El sexting y el grooming van de la mano con las nuevas tecnologías y afectan en mayor medida a las mujeres y las niñas

Lo real del  ciberacoso

Roxana fue víctima de violación; el ultraje fue grabado y, en unos minutos, el video fue distribuido por WhatsApp. En unas horas se encontraba en una página pornográfica de Estados Unidos.

La joven -mayor de edad- tuvo que padecer el escarnio público después de que los medios de comunicación subieron a sus páginas el video donde abusaba de ella un estudiante universitario, mientras otros dos observaban y grababan.

El sexting y grooming son dos fenómenos que van de la mano con las nuevas tecnologías y que afectan en mayor medida a mujeres y niñas. Al menos son las que más han estado expuestas.

Desde hace algunos años, los medios tradicionales convergen con los nuevos; las plataformas y contenidos se entremezclan y complementan, transformando también la forma de producir y de consumir información y entretenimiento.

Los abusos sexuales y relaciones consentidas, así como imágenes y contenidos eróticos, donde la mujer resulta agraviada -ya sea porque fue sometida físicamente o porque es expuesta mediáticamente-, se difunden en los medios tradicionales y en las nuevas plataformas. A veces no se llega a apreciar a través de qué canal se propagó primero, pero uno a otro se impulsan y toma más fuerza.

En la CDMX y en el estado de Veracruz se presentaron hace unos días dos iniciativas de ley contra la violencia digital. Ambas buscan reformar el Código Penal para sancionar a quienes difundan o transmitan imágenes de contenido íntimo o erótico sexual.
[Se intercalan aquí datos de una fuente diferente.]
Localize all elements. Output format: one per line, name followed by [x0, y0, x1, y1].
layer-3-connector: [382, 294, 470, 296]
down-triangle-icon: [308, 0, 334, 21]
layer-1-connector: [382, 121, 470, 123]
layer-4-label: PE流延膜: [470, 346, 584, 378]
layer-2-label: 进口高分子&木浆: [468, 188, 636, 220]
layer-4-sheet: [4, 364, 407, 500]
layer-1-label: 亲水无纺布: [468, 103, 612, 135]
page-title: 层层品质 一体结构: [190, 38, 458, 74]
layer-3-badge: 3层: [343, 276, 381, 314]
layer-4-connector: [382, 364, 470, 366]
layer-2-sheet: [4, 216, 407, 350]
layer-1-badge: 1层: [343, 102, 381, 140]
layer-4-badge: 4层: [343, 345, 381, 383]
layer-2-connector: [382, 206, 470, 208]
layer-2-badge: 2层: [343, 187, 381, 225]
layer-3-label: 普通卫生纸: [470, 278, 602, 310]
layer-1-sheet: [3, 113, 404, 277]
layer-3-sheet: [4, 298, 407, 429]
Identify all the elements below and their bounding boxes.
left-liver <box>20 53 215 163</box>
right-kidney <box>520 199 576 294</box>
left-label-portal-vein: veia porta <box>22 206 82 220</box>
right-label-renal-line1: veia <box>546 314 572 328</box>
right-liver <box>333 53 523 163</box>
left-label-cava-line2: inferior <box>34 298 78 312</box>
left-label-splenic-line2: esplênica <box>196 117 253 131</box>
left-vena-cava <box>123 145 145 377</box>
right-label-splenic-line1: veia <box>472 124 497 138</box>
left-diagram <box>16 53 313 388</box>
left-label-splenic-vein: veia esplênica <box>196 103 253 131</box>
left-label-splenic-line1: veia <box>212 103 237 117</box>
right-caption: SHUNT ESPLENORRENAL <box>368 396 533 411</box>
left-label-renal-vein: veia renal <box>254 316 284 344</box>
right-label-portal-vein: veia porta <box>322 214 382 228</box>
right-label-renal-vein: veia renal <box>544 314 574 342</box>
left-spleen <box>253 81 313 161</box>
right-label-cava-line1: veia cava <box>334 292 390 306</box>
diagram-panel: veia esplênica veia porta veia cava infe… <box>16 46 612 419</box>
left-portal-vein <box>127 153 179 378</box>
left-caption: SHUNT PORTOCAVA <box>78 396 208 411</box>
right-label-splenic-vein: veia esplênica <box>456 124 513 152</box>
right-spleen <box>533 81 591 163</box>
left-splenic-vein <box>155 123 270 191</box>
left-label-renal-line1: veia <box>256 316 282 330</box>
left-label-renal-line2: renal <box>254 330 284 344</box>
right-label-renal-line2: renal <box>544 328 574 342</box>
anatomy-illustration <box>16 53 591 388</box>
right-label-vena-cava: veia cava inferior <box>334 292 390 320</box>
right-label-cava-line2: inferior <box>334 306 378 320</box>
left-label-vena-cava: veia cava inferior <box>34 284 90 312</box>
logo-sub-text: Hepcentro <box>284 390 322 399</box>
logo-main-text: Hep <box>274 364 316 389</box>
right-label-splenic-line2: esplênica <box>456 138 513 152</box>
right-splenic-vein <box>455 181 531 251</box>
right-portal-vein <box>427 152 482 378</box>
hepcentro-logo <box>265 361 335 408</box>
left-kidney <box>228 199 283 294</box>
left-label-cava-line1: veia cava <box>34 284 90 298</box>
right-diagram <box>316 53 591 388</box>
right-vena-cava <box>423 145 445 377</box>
Yucatán fue el primer estado en reformar su Código Penal para fijar sanciones, que van de seis meses a cinco años de prisión, para castigar la distribución de material erótico con o sin consentimiento de la persona afectada.

En noviembre, en los congresos de Puebla y Durango se presentaron iniciativas contra la violencia digital.

Las poblanas -señalo a las mujeres, porque son las principales víctimas de violencia digital- fueron de las primeras en tener en su legislación el delito contra la intimidad sexual a través de las nuevas tecnologías de la información, con sanciones de tres a seis años de prisión.

Tanto las propuestas como las iniciativas ya aprobadas en Puebla y Yucatán incluyen dos actores: al autor y el difusor de actos conocidos como pornovenganza, ciberacoso, trata digital y sextorsión. Sin embargo, ninguna considera al prestador de servicios de las redes sociales.

Entre ellas también difieren si se castiga o no cuando la otra parte consienta. Aunque dudo que alguien pueda consentir la distribución y sobreexposición de su intimidad. En el caso de la iniciativa de la Ciudad de México, da un paso adelante -no sólo busca modificar el Código Penal-: también pretende reformar la Ley de Acceso a las Mujeres a una Vida Libre de Violencia para el Distrito Federal, para que se considere dentro de los tipos de violencia la digital y los efectos que ocasiona a las víctimas, principalmente en lo emocional, que pasa el terreno de lo cotidiano.